Je pourrais multiplier les exemples pour faire valoir que la sérénité légitimement exigée des juges n’est le plus souvent troublée que par les immixtions intempestives, au-delà de l’exercice normal de l’information, du contrôle, des voies de recours et de la vigilance citoyenne, de journalistes, d’avocats, de politiques et de citoyens plus soucieux de mettre le feu que de favoriser une administration tranquille de la justice.
Quant à ces personnalités citées qui « seraient salies » parce que « la manœuvre serait de salir tout le monde », cette assertion n’a pas l’ombre d’un fondement.

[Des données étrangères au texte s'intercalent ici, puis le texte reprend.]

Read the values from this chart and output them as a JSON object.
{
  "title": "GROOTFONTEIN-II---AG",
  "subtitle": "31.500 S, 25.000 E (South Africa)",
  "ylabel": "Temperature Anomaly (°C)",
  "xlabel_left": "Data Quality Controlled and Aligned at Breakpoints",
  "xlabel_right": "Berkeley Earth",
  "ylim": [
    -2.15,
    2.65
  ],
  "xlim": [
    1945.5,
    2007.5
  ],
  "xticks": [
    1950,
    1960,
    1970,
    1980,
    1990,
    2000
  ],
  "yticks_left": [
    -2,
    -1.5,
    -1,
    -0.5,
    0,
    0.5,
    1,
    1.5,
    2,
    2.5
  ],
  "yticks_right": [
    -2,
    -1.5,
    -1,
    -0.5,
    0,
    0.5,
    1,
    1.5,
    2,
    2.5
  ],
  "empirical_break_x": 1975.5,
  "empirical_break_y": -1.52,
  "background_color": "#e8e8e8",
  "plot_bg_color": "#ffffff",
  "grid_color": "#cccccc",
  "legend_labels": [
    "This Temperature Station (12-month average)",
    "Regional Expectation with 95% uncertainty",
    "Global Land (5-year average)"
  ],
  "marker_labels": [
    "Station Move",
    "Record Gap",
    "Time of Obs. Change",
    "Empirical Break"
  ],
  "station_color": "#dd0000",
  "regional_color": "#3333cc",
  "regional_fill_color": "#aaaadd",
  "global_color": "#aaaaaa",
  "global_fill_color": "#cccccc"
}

Qu’il y ait toujours eu, dans le domaine pénal, une justice plus spectaculaire que l’autre pour plusieurs motifs, notamment celui de la qualité des mis en cause, est une évidence et cette banalité explique aussi pourquoi naturellement la lumière rejaillit sur tel magistrat plutôt que sur tel autre. Que les médias s’attachent tout particulièrement à ces dossiers relève également d’un constat facile à opérer quotidiennement.
D’une part, ces procédures ne sont pas nées de rien et se rapportent à des données qui sont parvenues au niveau judiciaire grâce aux mécanismes de l’Etat de droit. Les magistrats recueillent en aval ce qui en amont a été accompli, fomenté ou soupçonné. Ils n’inventent pas, ils récoltent, instruisent puis jugent.
D’autre part, à côté de ces péripéties judiciairement et médiatiquement éclatantes – il y en a eu beaucoup ces dernières semaines -, existe une autre justice discrète, compétente, efficace je l’espère, qui accomplit sa tâche. Ce n’est pas parce qu’on ne parle pas d’elle et qu’on n’écrit pas sur les dossiers qu’elle traite qu’elle ne constitue pas un énorme et très utile contrepoids à la justice people inévitable et qui apparemment avance à bride abattue.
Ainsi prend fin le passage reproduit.